Python Doc Problem: sort()
Exhibit: Incompletion and Imprecision
Python doc “2.3.6.4 Mutable Sequence Types” at
http://python.org/doc/2.4/lib/typesseq-mutable.html
in which contains the documentation of the “sort” method of a list. Quote:
Operation Result Notes s.sort([cmp[, key[, reverse]]]) sort the items of s in place (7), (8), (9), (10)
- (7) The sort() and reverse() methods modify the list in place for economy of space when sorting or reversing a large list. To remind you that they operate by side effect, they don't return the sorted or reversed list.
- (8) The sort() method takes optional arguments for controlling the comparisons.
cmp specifies a custom comparison function of two arguments (list items) which should return a negative, zero or positive number depending on whether the first argument is considered smaller than, equal to, or larger than the second argument: "cmp=lambda x,y: cmp(x.lower(), y.lower())"
key specifies a function of one argument that is used to extract a comparison key from each list element: "cmp=str.lower"
reverse is a boolean value. If set to True, then the list elements are sorted as if each comparison were reversed.
In general, the key and reverse conversion processes are much faster than specifying an equivalent cmp function. This is because cmp is called multiple times for each list element while key and reverse touch each element only once.

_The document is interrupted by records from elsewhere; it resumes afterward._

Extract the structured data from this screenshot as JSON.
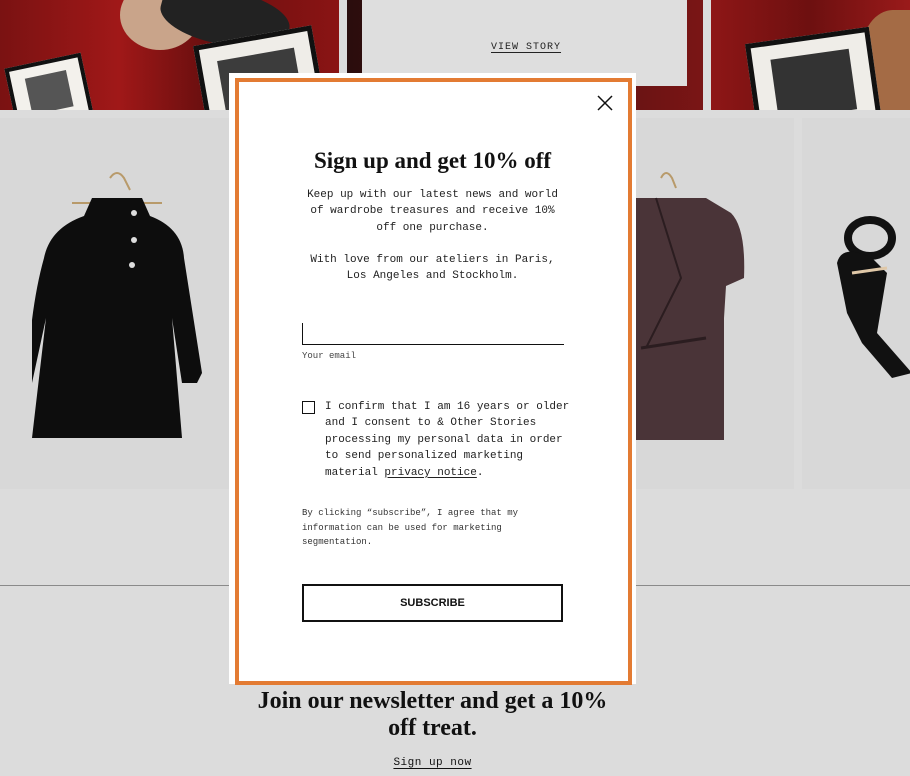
{
  "background": {
    "view_story_label": "VIEW STORY",
    "newsletter_heading": "Join our newsletter and get a 10% off treat.",
    "signup_link_label": "Sign up now"
  },
  "modal": {
    "title": "Sign up and get 10% off",
    "body_paragraph_1": "Keep up with our latest news and world of wardrobe treasures and receive 10% off one purchase.",
    "body_paragraph_2": "With love from our ateliers in Paris, Los Angeles and Stockholm.",
    "email_value": "",
    "email_label": "Your email",
    "consent_text": "I confirm that I am 16 years or older and I consent to & Other Stories processing my personal data in order to send personalized marketing material",
    "privacy_link_label": "privacy notice",
    "consent_suffix": ".",
    "disclaimer": "By clicking “subscribe”, I agree that my information can be used for marketing segmentation.",
    "subscribe_label": "SUBSCRIBE",
    "close_icon": "close-icon",
    "accent_color": "#e37b33"
  }
}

Changed in version 2.3: Support for None as an equivalent to omitting cmp was added.
Changed in version 2.4: Support for key and reverse was added.- (9) Starting with Python 2.3, the sort() method is guaranteed to be stable. A sort is stable if it guarantees not to change the relative order of elements that compare equal -- this is helpful for sorting in multiple passes (for example, sort by department, then by salary grade).
- (10) While a list is being sorted, the effect of attempting to mutate, or even inspect, the list is undefined. The C implementation of Python 2.3 and newer makes the list appear empty for the duration, and raises ValueError if it can detect that the list has been mutated during a sort.
Problems
As a piece of documentation, this is a lousy one.
The question Python doc writers need to ask when evaluating this piece of doc are these:
- Can a experienced programer who is expert at several languages but new to Python, and also have read the official Python tutorial, can he, read this doc, and know exactly how to use sort with all the options?
- Can this piece of documentation be rewritten fairly easily, so that the answer to the previous question is a resounding yes?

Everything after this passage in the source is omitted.